Applications of glyphosate and triclopyr at higher concentrations can work well for this application method.  Glyphosate should be at 20% active ingredient, and triclopyr should be greater than 8% active ingredient.  Imazapyr and picloram can be used for this application method as directed on the label.  Use these products with great care as they move readily in the soil, affecting nearby desirable plants, and can remain active in the soil for a long time, impacting existing and new plants in the areas for months to years later.

Applications can be made anytime during the growing season, although late summer and fall applications tend to be slightly more effective.

If the stump resprouts, cut and treat again, or apply a foliar spray to the new growth.  Multiple applications are frequently needed, especially for difficult-to-control species like mulberry and trumpet creeper.

Hack and Squirt Application

The hack and squirt application method is a good option when trees are too large or difficult to cut down and there is no concern for dead standing trees from a safety or aesthetic standpoint.
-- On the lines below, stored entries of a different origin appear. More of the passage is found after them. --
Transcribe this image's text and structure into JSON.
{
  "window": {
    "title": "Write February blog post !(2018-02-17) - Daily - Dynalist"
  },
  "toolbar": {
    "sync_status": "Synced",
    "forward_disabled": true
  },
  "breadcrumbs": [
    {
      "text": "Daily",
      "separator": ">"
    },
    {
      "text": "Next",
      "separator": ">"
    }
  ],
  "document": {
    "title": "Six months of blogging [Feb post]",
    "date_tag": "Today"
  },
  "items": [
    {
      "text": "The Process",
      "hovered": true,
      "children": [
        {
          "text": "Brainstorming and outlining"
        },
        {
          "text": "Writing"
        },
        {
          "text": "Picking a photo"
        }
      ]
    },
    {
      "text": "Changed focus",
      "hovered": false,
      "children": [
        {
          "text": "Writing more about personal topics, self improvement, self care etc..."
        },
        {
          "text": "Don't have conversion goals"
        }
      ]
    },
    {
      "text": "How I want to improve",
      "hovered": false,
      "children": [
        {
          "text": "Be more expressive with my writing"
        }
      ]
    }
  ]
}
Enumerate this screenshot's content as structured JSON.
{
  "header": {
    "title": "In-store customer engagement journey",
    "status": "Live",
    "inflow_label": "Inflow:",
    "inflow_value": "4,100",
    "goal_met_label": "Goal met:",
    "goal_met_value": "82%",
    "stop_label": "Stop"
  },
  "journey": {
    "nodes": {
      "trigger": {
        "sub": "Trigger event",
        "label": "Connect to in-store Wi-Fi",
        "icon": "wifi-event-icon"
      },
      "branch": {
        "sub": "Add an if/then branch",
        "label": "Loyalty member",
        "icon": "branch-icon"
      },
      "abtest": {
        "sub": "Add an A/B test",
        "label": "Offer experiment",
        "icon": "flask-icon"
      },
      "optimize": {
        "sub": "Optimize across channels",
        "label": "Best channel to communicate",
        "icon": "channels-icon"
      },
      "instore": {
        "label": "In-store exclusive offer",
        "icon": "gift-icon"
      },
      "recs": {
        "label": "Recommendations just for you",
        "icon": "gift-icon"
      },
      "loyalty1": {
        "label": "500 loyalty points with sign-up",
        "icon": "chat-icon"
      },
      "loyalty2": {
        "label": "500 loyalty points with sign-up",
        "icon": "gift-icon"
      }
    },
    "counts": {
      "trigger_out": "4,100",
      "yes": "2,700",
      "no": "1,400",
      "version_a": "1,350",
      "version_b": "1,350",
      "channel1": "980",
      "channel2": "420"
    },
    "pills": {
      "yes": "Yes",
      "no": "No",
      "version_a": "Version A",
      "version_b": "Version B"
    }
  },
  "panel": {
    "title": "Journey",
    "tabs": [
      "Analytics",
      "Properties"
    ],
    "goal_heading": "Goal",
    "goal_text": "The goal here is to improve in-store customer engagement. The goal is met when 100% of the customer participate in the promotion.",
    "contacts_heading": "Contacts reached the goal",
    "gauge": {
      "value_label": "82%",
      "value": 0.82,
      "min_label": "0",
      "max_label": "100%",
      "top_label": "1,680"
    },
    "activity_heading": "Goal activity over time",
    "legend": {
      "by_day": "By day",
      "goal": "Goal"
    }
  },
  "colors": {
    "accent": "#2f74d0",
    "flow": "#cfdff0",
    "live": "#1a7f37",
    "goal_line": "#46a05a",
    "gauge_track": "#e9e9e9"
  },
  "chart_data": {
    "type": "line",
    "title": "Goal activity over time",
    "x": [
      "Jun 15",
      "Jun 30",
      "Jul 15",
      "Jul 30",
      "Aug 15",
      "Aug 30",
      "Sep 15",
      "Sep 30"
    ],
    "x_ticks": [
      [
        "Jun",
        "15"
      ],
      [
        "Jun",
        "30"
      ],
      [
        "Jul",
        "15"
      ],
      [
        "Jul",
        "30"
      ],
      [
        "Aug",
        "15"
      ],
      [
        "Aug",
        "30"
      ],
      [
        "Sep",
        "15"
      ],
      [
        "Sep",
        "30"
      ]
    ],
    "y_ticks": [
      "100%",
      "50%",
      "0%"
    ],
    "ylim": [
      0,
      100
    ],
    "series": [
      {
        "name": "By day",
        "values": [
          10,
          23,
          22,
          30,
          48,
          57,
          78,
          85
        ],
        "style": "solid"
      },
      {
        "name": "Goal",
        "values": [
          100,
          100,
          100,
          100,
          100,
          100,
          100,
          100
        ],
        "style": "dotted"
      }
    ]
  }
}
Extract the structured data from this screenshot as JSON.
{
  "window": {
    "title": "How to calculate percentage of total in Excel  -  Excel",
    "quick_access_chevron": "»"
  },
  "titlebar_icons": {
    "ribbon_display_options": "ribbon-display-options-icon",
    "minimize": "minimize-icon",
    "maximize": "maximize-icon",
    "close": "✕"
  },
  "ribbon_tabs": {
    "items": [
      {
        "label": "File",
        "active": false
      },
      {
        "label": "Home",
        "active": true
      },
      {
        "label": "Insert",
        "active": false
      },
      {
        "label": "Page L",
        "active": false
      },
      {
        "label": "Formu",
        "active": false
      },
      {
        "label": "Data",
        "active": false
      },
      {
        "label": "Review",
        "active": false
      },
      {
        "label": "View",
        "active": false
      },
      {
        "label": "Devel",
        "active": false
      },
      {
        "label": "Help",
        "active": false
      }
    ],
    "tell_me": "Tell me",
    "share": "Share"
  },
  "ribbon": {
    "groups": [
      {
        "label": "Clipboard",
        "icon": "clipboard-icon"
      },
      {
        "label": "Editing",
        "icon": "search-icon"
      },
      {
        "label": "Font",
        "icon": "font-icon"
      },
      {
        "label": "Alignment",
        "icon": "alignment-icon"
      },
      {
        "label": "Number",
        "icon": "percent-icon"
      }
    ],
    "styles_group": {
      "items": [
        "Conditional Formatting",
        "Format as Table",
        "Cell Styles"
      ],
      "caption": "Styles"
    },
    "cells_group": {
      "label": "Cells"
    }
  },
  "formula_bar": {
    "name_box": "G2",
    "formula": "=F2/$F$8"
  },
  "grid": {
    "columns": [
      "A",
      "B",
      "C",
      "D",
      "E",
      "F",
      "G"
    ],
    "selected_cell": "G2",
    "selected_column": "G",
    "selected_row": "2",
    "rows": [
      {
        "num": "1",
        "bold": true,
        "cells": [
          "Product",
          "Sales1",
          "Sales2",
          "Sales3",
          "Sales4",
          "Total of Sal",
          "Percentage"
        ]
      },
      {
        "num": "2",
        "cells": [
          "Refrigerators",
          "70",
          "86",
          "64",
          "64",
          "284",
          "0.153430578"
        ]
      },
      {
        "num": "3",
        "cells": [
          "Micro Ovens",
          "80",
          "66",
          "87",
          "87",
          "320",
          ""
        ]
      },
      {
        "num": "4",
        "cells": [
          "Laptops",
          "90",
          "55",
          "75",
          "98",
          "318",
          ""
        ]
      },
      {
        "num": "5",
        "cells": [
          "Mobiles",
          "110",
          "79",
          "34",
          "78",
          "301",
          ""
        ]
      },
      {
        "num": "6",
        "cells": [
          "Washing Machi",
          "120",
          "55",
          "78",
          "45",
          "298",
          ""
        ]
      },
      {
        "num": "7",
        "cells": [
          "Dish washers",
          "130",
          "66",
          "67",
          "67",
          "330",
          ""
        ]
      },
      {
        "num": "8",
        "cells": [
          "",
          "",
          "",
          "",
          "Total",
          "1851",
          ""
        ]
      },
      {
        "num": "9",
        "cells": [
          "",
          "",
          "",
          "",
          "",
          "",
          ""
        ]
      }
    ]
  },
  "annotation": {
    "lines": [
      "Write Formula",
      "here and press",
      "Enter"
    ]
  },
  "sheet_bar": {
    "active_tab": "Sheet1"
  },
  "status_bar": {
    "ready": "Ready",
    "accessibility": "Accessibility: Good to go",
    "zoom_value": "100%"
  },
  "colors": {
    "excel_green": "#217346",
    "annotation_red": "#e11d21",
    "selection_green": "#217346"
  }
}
With a hatchet or machete cut into the bark several inches at a downward angle of about 45 degrees.  The cut should be about 2 inches long and must cut through the tree's bark and living tissue or sapwood.  Fill the “cup” created by this cut with herbicide solution without overfilling, as any herbicide allowed to run out is wasted and could negatively impact nearby desirable plants.  The recommended spacing and number of cuts are outlined on the herbicide label.  It is typically one “hack” for every inch in diameter of the tree and evenly spaced every 1 to 2 inches around the circumference of the trunk at a height comfortable for the applicator but below the lowest living branch. 

Glyphosate, triclopyr, 2, 4-D, dicamba, imazapyr, and picloram can all be used for this application method.  Consult the label for recommended concentrations.  The hack and squirt method is effective any time of year except during periods of heavy sap flow in the spring.

Basal Bark Application

Basal bark applications are made with oil-soluble herbicides and are effective on trees with a stem diameter of four inches or less and on those species with thin, smooth bark.  Oil-soluble herbicides are necessary to penetrate the waxy coating on the bark.  Apply the herbicide directly to the bark around the entire circumference of the bottom 12-18 inches of the trunk.  Herbicide injury will not be observed for several weeks to months after treatment.  Applications can be made at any time during the growing season.  Late-season applications are more effective than early-season applications made when trees are flushing out new growth.

Basal bark applications have limited use for homeowners.  Appropriate oil-based herbicides may be difficult to get or only available for licensed applicators.  Applications are ineffective on some species, especially those with thick corky bark and larger trees over 4-6 inches in diameter.  Additionally, this method can only be used where there is no concern for dead standing trees from a safety or aesthetic standpoint.